HIST3132 Conflict, Transformation and Resurgence in Asia: 1800 to the Present
This module aims to uncover the roots of the increasing economic and political power of India and China in the contemporary world. A crucial theme is the interaction between indigenous beliefs, social systems and institutions and the economic, political and ideological impact of the West during the past two centuries.
Aims and Objectives
The unit focuses on India, China and Iran from the period of nineteenth century imperial domination until the contemporary era of globalization. It focuses on the themes of imperialism, nationalism, decolonization, war, revolution and migration. It addresses these themes within a broad comparative analysis and also sets them in historiographical debates. There will be study on the differing Asian approaches to the western intrusion in the late nineteenth century followed by an assessment of the construction of modern national, communal and ethnic sources of identity. The mid twentieth century era of war, revolution and independence in Asia will form the next period for examination. The final section of the unit examines the themes of nation building in the 1950s, revolution and economic resurgence at the close of the twentieth century. By the end of the unit, students should have a good awareness of the historical roots and routes of South and East Asia’s current economic resurgence, along with some of the dilemmas surrounding the economic and political sustainability of the contemporary rapid rates of development. Students will also have a better understanding of Iran, a country which has remained consistently in the headlines since the 1979 Revolution brought to an end the rule of the Pahlavi dynasty.

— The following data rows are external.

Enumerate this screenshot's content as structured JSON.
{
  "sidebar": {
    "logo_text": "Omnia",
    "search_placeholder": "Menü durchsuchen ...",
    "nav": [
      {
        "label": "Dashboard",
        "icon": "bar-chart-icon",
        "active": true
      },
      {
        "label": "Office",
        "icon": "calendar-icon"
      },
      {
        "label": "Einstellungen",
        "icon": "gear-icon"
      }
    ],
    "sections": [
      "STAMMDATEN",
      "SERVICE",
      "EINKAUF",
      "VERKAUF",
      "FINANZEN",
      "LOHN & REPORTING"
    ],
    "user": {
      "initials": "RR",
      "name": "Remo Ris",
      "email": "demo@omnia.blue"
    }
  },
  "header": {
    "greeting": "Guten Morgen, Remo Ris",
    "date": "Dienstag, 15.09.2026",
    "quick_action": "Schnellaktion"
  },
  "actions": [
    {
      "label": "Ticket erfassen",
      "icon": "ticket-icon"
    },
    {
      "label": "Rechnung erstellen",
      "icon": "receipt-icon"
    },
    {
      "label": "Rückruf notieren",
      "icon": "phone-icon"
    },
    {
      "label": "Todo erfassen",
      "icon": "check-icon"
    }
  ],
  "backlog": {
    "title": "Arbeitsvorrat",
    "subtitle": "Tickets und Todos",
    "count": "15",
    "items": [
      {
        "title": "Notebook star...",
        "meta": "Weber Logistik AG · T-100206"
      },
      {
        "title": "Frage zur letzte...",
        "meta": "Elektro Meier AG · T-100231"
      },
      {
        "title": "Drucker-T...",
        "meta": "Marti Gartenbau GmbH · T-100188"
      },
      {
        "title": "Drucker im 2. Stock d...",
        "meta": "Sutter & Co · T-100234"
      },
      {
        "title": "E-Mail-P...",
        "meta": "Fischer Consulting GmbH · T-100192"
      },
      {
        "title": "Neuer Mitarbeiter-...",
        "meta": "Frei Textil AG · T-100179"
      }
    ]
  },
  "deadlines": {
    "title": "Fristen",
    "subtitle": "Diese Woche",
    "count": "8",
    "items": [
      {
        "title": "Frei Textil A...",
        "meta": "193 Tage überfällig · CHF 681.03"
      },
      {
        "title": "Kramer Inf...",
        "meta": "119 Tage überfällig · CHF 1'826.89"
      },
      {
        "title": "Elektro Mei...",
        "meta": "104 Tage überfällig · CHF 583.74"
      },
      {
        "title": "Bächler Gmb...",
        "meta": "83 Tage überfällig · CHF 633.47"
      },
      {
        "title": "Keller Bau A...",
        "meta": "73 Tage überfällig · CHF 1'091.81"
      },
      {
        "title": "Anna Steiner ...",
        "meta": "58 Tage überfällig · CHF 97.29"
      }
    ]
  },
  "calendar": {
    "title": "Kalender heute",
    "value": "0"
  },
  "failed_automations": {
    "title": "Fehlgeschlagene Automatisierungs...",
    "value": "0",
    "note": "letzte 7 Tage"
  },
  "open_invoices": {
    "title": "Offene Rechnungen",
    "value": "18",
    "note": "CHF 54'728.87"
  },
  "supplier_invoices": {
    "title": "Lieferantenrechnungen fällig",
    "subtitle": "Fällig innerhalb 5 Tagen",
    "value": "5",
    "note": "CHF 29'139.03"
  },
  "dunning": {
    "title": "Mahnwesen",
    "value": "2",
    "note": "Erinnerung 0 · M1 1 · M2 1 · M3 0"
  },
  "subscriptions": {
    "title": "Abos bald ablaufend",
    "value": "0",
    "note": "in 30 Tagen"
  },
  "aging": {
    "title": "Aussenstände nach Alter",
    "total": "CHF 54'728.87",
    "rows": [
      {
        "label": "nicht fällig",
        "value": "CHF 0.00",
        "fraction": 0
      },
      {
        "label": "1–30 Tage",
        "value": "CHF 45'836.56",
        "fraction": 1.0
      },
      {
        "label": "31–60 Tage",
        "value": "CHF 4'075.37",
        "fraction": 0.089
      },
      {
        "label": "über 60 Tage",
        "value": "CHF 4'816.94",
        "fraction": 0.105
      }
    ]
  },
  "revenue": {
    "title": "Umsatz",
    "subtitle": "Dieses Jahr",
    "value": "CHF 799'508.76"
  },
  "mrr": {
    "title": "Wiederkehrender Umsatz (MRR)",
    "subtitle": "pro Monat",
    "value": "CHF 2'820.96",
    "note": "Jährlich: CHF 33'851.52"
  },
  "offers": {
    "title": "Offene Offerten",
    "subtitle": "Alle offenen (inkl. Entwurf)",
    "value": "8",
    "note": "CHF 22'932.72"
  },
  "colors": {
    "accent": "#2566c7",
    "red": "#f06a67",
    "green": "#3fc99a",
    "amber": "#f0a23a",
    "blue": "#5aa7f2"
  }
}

An indicative list of the topics covered in the module includes: The module is divided in three parts – topics to be considered in the first part could include: •an examination of Indian and Chinese ‘traditional society’ prior to the age of imperial rule and influence. •Indian and Chinese ideological and political responses to the West •the ways in which the Colonial era encouraged overseas migration •the significance of overseas Indian and Chinese communities for the homeland •India and China in an age of nationalism, war and revolution. The second part will consider how both countries sought to forge a new nation free from western domination - topics to be considered in the first part could include: •The dilemmas and challenges which faced India and China in the 1950s and 1960s •the conflicts between the two Asian neighbours. The final part of the unit examines contemporary India and China. Possible topics include: •the impact of globalization •the pressures for market reform in both countries •an assessment of the sustainability of the rise to superpower status of the two countries.
Learning and Teaching
Teaching and learning methods
The unit will be taught by means of seminars. Topics at the beginning of the seminar will be introduced by the tutors, but the learning will be student centred. The seminars will be divided into more formal student presentations around designated issues for discussion, followed by group work involving assessment of primary and secondary documentary material. Seminar participants will be provided with key documentary material in the form of handouts.